Church Of St Peter Ad Vincula is a Grade II* listed building in the Stratford-on-Avon local planning authority area, England. First listed on 30 May 1967. A Medieval Church.

Church Of St Peter Ad Vincula

WRENN ID
burning-forge-pine
Grade
II*
Local Planning Authority
Stratford-on-Avon
Country
England
Date first listed
30 May 1967
Type
Church
Period
Medieval
Source
Historic England listing

Description

Church of St Peter ad Vincula

This is a church of mixed dates, comprising a 12th-century chancel, 13th-century nave and tower, 14th-century south aisle and chapel with further alterations, and a 17th-century porch. The building was restored in 1872.

The nave, tower and porch are built of regular coursed ironstone, while the chancel, aisle and chapel are of squared coursed ironstone rubble. The chancel is roofed in tiles, the nave in slates, and the aisle in lead. Both nave and chancel have coped gable parapets.

The church displays Decorated style architecture. The plan comprises a three-bay nave, two-bay chancel, south aisle, south chapel, north porch and west tower.

The chancel has diagonal buttresses with two offsets. It contains a renewed four-light window with curvilinear tracery, a small chamfered priest's doorway with a 19th-century plank door on the north side, a two-light eastern window with curvilinear tracery, and a small low western two-light window with reticulated tracery. The south side has a three-light window of cusped intersecting tracery. All windows have hood moulds with return stops.

The porch has a chamfered and moulded Tudor-arched doorway with hood mould, and stone benches inside. The decorated north doorway features two major and two minor orders of roll moulding and deep hollow chamfers, with a hood mould having block stops. It contains 19th-century double-leaf doors. Three partly-restored two-light north windows have ogee arches and hood moulds with return stops and finials, with reticulated tracery except for the westernmost window west of the porch, which is cusped.

The south aisle and chapel form a single structure. They have diagonal and two south buttresses with two offsets each. A splayed plinth, missing in the west bay and buttress, steps down from the tower halfway across the west end. The east window has two trefoiled lights and an uncusped mouchette wheel with a gable at the east end only. The south side contains a three-light eastern window and two-light western window with reticulated tracery, and a central Perpendicular window with panel tracery. A two-light west window has trefoiled round-arched lights within an ogee arch. Hood moulds have return stops; the central window has block and carved stops.

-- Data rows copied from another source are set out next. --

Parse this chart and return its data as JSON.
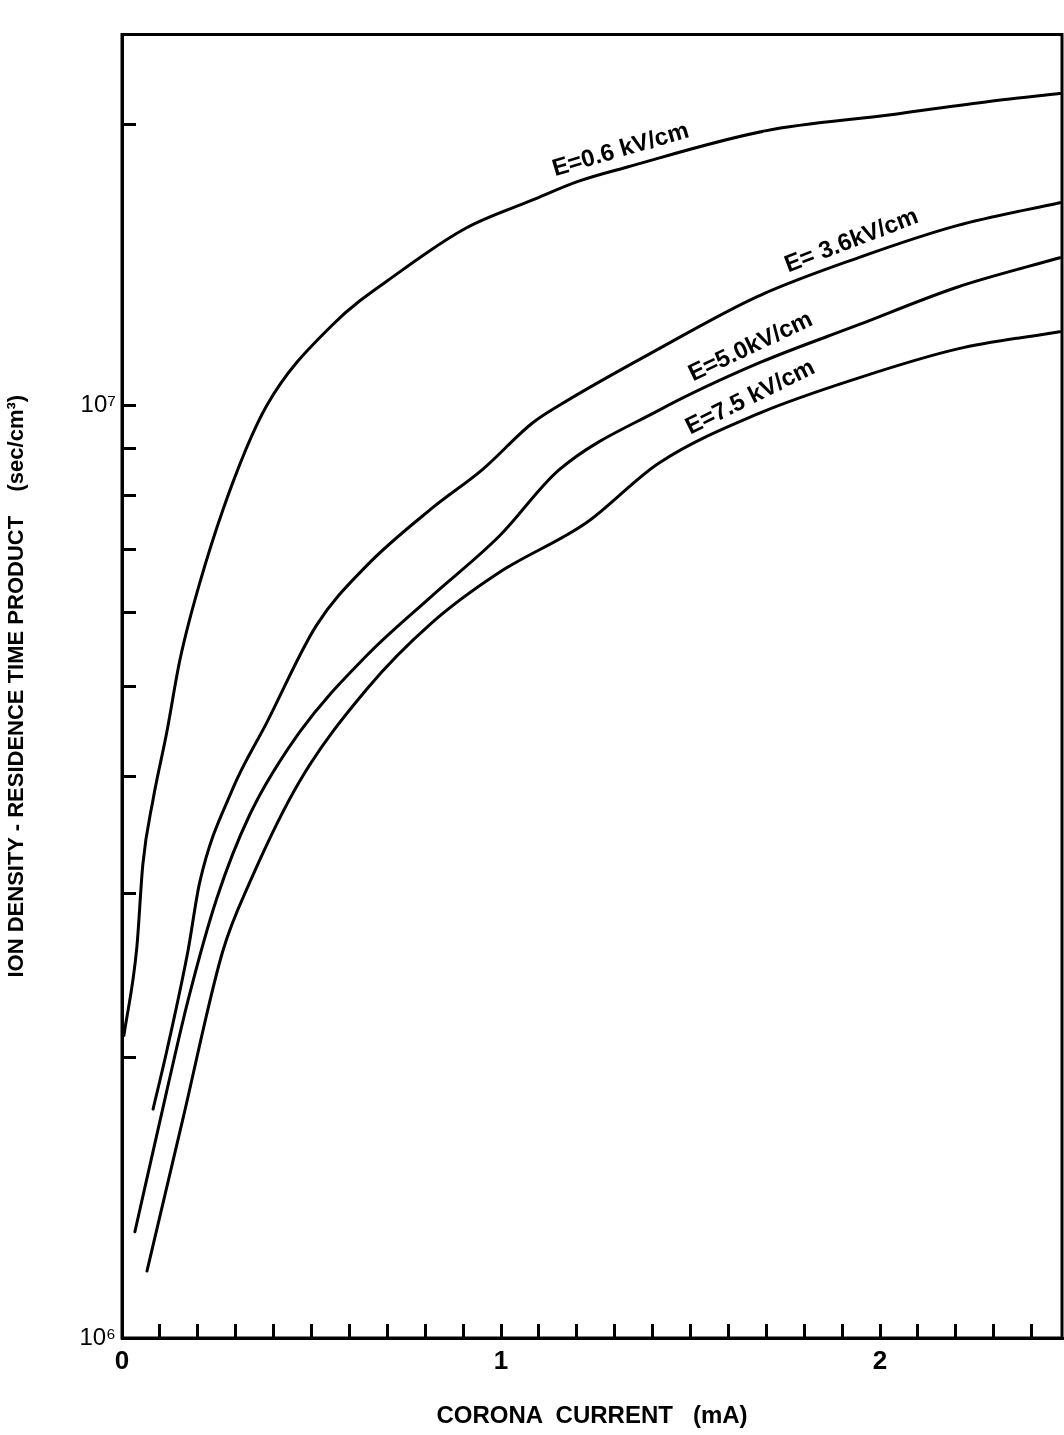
{
  "chart_data": {
    "type": "line",
    "xlabel": "CORONA  CURRENT   (mA)",
    "ylabel": "ION DENSITY - RESIDENCE TIME PRODUCT    (sec/cm³)",
    "log": "y",
    "xlim": [
      0,
      2.48
    ],
    "ylim": [
      1000000,
      25000000
    ],
    "xticks": [
      0,
      {
        "value": 0.1,
        "label": null
      },
      {
        "value": 0.2,
        "label": null
      },
      {
        "value": 0.3,
        "label": null
      },
      {
        "value": 0.4,
        "label": null
      },
      {
        "value": 0.5,
        "label": null
      },
      {
        "value": 0.6,
        "label": null
      },
      {
        "value": 0.7,
        "label": null
      },
      {
        "value": 0.8,
        "label": null
      },
      {
        "value": 0.9,
        "label": null
      },
      1,
      {
        "value": 1.1,
        "label": null
      },
      {
        "value": 1.2,
        "label": null
      },
      {
        "value": 1.3,
        "label": null
      },
      {
        "value": 1.4,
        "label": null
      },
      {
        "value": 1.5,
        "label": null
      },
      {
        "value": 1.6,
        "label": null
      },
      {
        "value": 1.7,
        "label": null
      },
      {
        "value": 1.8,
        "label": null
      },
      {
        "value": 1.9,
        "label": null
      },
      2,
      {
        "value": 2.1,
        "label": null
      },
      {
        "value": 2.2,
        "label": null
      },
      {
        "value": 2.3,
        "label": null
      },
      {
        "value": 2.4,
        "label": null
      }
    ],
    "yticks": [
      {
        "value": 1000000,
        "label": "10⁶"
      },
      {
        "value": 2000000,
        "label": null
      },
      {
        "value": 3000000,
        "label": null
      },
      {
        "value": 4000000,
        "label": null
      },
      {
        "value": 5000000,
        "label": null
      },
      {
        "value": 6000000,
        "label": null
      },
      {
        "value": 7000000,
        "label": null
      },
      {
        "value": 8000000,
        "label": null
      },
      {
        "value": 9000000,
        "label": null
      },
      {
        "value": 10000000,
        "label": "10⁷"
      },
      {
        "value": 20000000,
        "label": null
      }
    ],
    "grid": false,
    "legend": false,
    "marker": "none",
    "line_style": "solid",
    "series": [
      {
        "color": "#000000",
        "x": [
          0.005,
          0.039,
          0.055,
          0.082,
          0.118,
          0.153,
          0.205,
          0.292,
          0.382,
          0.555,
          0.732,
          0.908,
          1.082,
          1.205,
          1.329,
          1.697,
          2.029,
          2.292,
          2.474
        ],
        "values": [
          2110000,
          2620000,
          3220000,
          3780000,
          4460000,
          5340000,
          6450000,
          8260000,
          10000000,
          12200000,
          13900000,
          15500000,
          16600000,
          17400000,
          18000000,
          19700000,
          20500000,
          21200000,
          21600000
        ]
      },
      {
        "color": "#000000",
        "x": [
          0.082,
          0.118,
          0.174,
          0.205,
          0.292,
          0.382,
          0.513,
          0.645,
          0.818,
          0.95,
          1.082,
          1.153,
          1.416,
          1.679,
          1.942,
          2.205,
          2.474
        ],
        "values": [
          1760000,
          2030000,
          2600000,
          3080000,
          3880000,
          4570000,
          5810000,
          6730000,
          7760000,
          8530000,
          9570000,
          10000000,
          11500000,
          13100000,
          14400000,
          15600000,
          16500000
        ]
      },
      {
        "color": "#000000",
        "x": [
          0.034,
          0.118,
          0.174,
          0.25,
          0.337,
          0.468,
          0.645,
          0.818,
          0.995,
          1.153,
          1.416,
          1.679,
          1.942,
          2.205,
          2.474
        ],
        "values": [
          1300000,
          1840000,
          2300000,
          2960000,
          3640000,
          4460000,
          5390000,
          6250000,
          7240000,
          8530000,
          9880000,
          11100000,
          12200000,
          13400000,
          14400000
        ]
      },
      {
        "color": "#000000",
        "x": [
          0.066,
          0.161,
          0.266,
          0.337,
          0.468,
          0.645,
          0.818,
          0.995,
          1.224,
          1.416,
          1.679,
          1.942,
          2.205,
          2.474
        ],
        "values": [
          1180000,
          1720000,
          2600000,
          3080000,
          3950000,
          4960000,
          5850000,
          6620000,
          7480000,
          8670000,
          9800000,
          10700000,
          11500000,
          12000000
        ]
      }
    ],
    "annotations": [
      {
        "text": "E=0.6 kV/cm",
        "x": 1.329,
        "y": 18000000
      },
      {
        "text": "E= 3.6kV/cm",
        "x": 1.942,
        "y": 14400000
      },
      {
        "text": "E=5.0kV/cm",
        "x": 1.679,
        "y": 11100000
      },
      {
        "text": "E=7.5 kV/cm",
        "x": 1.679,
        "y": 9800000
      }
    ]
  }
}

The tower is built of very large ironstone blocks with prominent pointing. It comprises three stages with a taller square north-west stair turret. It has a splayed plinth and string courses, with diagonal buttresses featuring four offsets to the second stage. The west doorway has two chamfered orders with splayed jambs and 19th-century double-leaf ribbed doors. The second stage contains a small two-light west window with renewed reticulated tracery and two-light Perpendicular bell openings. Remains of gargoyles are visible, and there is a moulded cornice and parapet.

The interior has a plastered chancel arch to the chapel. The chancel arch, three-bay nave arcade and chapel west arch are similar, each comprising two moulded and chamfered continuous orders without capitals or imposts. The chancel has a 20th-century roof. The nave has a flat plaster ceiling. The aisle has a six-bay Perpendicular roof with moulded tie beams. The chapel, now serving as an organ chamber, has a much-renewed ogee-headed piscina.

Fittings include a font with a plain octagonal bowl, possibly recut, on a renewed stem; a pulpit, pews, altar rails and encaustic tile sanctuary floor dating from circa 1872; and an elaborate stone reredos of Early English style from 1875 with polished granite shafts. Stained glass in the chancel north-west dates to circa 1865. Monuments on the west wall comprise two panels of reset 16th, 17th and early 18th-century inscription brasses.